Take the euro as an example. The euro/dollar is 1. 1820, which means that 1 euro can be converted into 1. 1820. When the euro fluctuates from 1. 1820 to 1. 182 1 or 1. 18 19, the fluctuation is 0.000/.
Second, it is basically the same internationally: 1 standard contract value100000 USD (100000 USD), and mini contract value100000 USD (100000 USD). What is the value of a point? 100000 USD X0.000 1= 10 USD, 10000 USD x 0.000/kloc-0 USD. Therefore, whether for 1: 20 lever, 1: 100 lever or 1: 400 lever, the profit and loss of 1 point of 1 standard contract is 10 USD and/kloc.
Third, 65438+ million dollars /20 times =5000 dollars, 65438+ million times 1 00 times = 1000 dollars, 65438+ million times /400 times =250 dollars, that is to say,1standard contract. If the leverage is 1: 100, you need to use your account funds 1000 USD; If the leverage is 1: 400 USD, you need to use your account fund of 250 USD. So how much money is still active in your account? How much risk can you resist?

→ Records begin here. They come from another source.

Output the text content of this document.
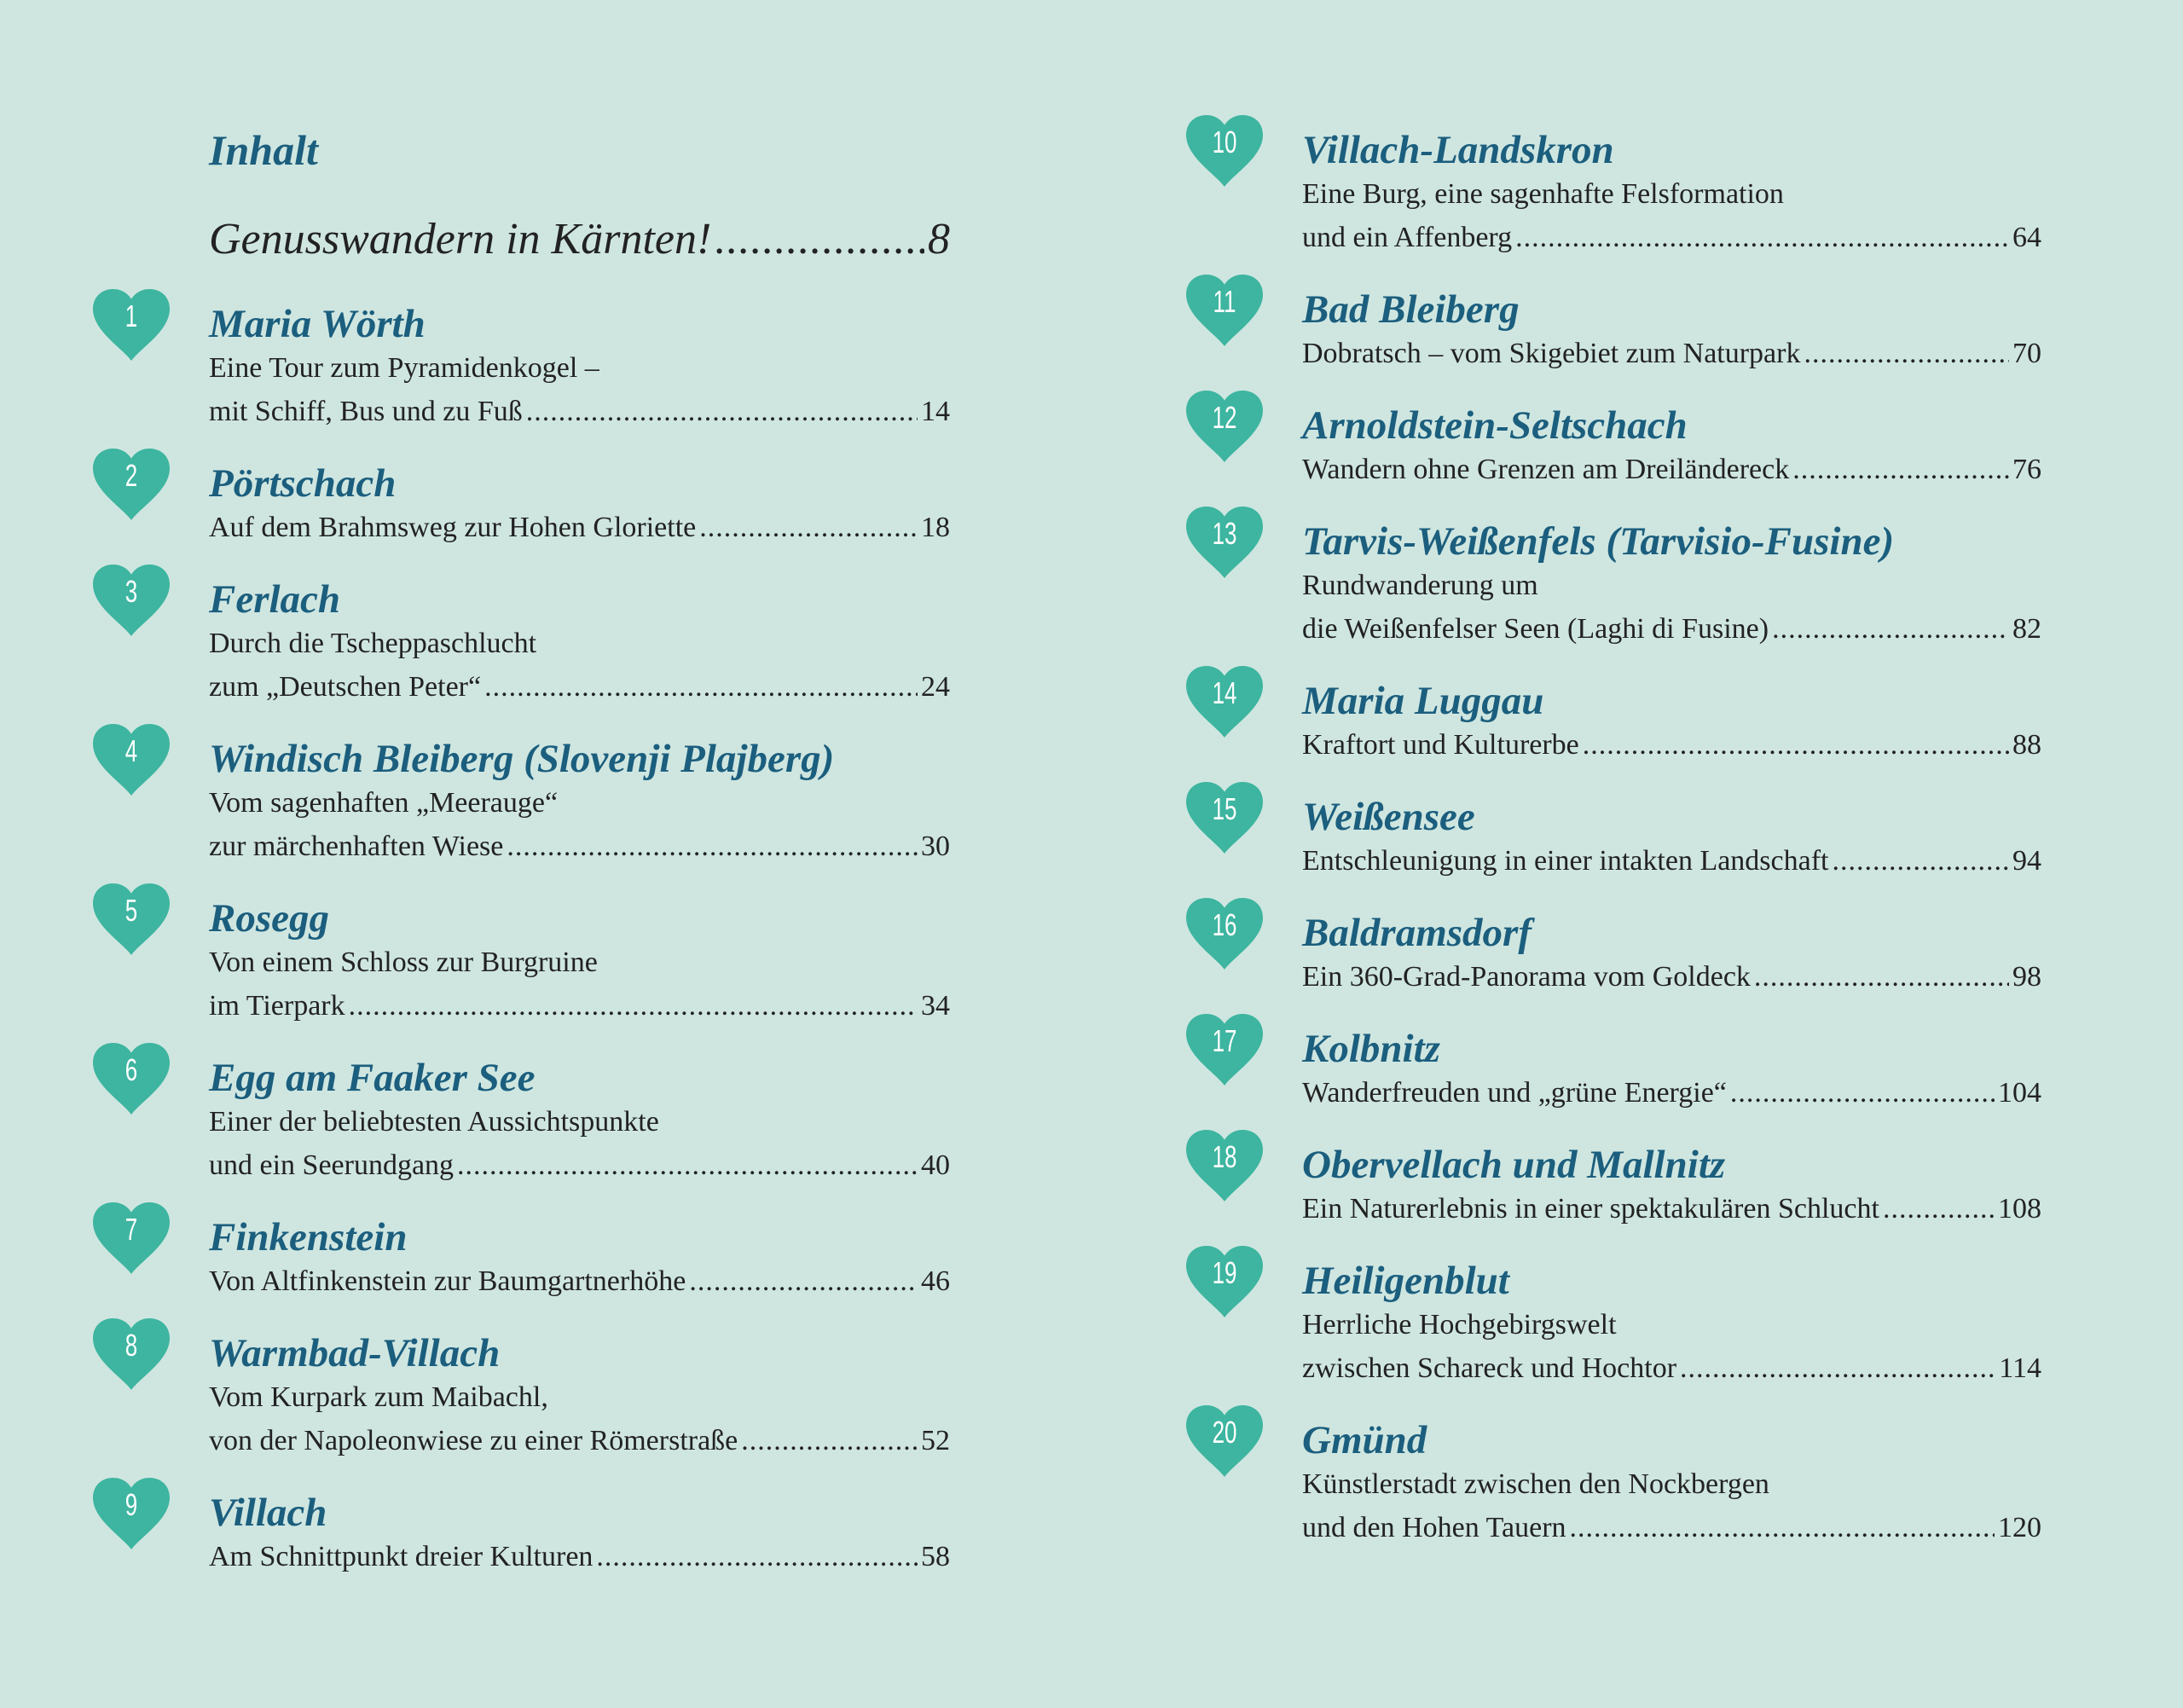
Inhalt
Genusswandern in Kärnten! .....	8
1	Maria Wörth
Eine Tour zum Pyramidenkogel –
mit Schiff, Bus und zu Fuß .....	14
2	Pörtschach
Auf dem Brahmsweg zur Hohen Gloriette .....	18
3	Ferlach
Durch die Tscheppaschlucht
zum „Deutschen Peter“ .....	24
4	Windisch Bleiberg (Slovenji Plajberg)
Vom sagenhaften „Meerauge“
zur märchenhaften Wiese .....	30
5	Rosegg
Von einem Schloss zur Burgruine
im Tierpark .....	34
6	Egg am Faaker See
Einer der beliebtesten Aussichtspunkte
und ein Seerundgang .....	40
7	Finkenstein
Von Altfinkenstein zur Baumgartnerhöhe .....	46
8	Warmbad-Villach
Vom Kurpark zum Maibachl,
von der Napoleonwiese zu einer Römerstraße .....	52
9	Villach
Am Schnittpunkt dreier Kulturen .....	58
10	Villach-Landskron
Eine Burg, eine sagenhafte Felsformation
und ein Affenberg .....	64
11	Bad Bleiberg
Dobratsch – vom Skigebiet zum Naturpark .....	70
12	Arnoldstein-Seltschach
Wandern ohne Grenzen am Dreiländereck .....	76
13	Tarvis-Weißenfels (Tarvisio-Fusine)
Rundwanderung um
die Weißenfelser Seen (Laghi di Fusine) .....	82
14	Maria Luggau
Kraftort und Kulturerbe .....	88
15	Weißensee
Entschleunigung in einer intakten Landschaft .....	94
16	Baldramsdorf
Ein 360-Grad-Panorama vom Goldeck .....	98
17	Kolbnitz
Wanderfreuden und „grüne Energie“ .....	104
18	Obervellach und Mallnitz
Ein Naturerlebnis in einer spektakulären Schlucht .....	108
19	Heiligenblut
Herrliche Hochgebirgswelt
zwischen Schareck und Hochtor .....	114
20	Gmünd
Künstlerstadt zwischen den Nockbergen
und den Hohen Tauern .....	120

For example, if the account fund is $6,000, you buy 1 Euro/USD, for example (one point is1USD):
Leverage 1: 20 times: 5,000 USD is occupied, and there is 1000 USD in the account, which can resist the risk of 100. When the market price fluctuates upward and loses 100 points, the system will force the liquidation. (extremely risky)
1: 100 times leverage: it occupies 1000 USD, and the account still has 5,000 USD, which can resist the risk of 500 points. When the market price fluctuates upwards and loses 500 points, the deposit will be recovered and the system will force you to close your position. (general risk)
1: 400 times leverage: it takes up $250 and the account has $5,750, which can resist the risk of 575 points. When the market price fluctuates upwards and loses 575 points, the deposit will be recovered and the system will force you to close your position. (Leverage with risks less than 1: 20 and 1: 100 times. )
Finally, it can be concluded that the higher the leverage ratio, the smaller the risk, when the account funds are the same and the number of lots is the same (1 contract is called 1 lot).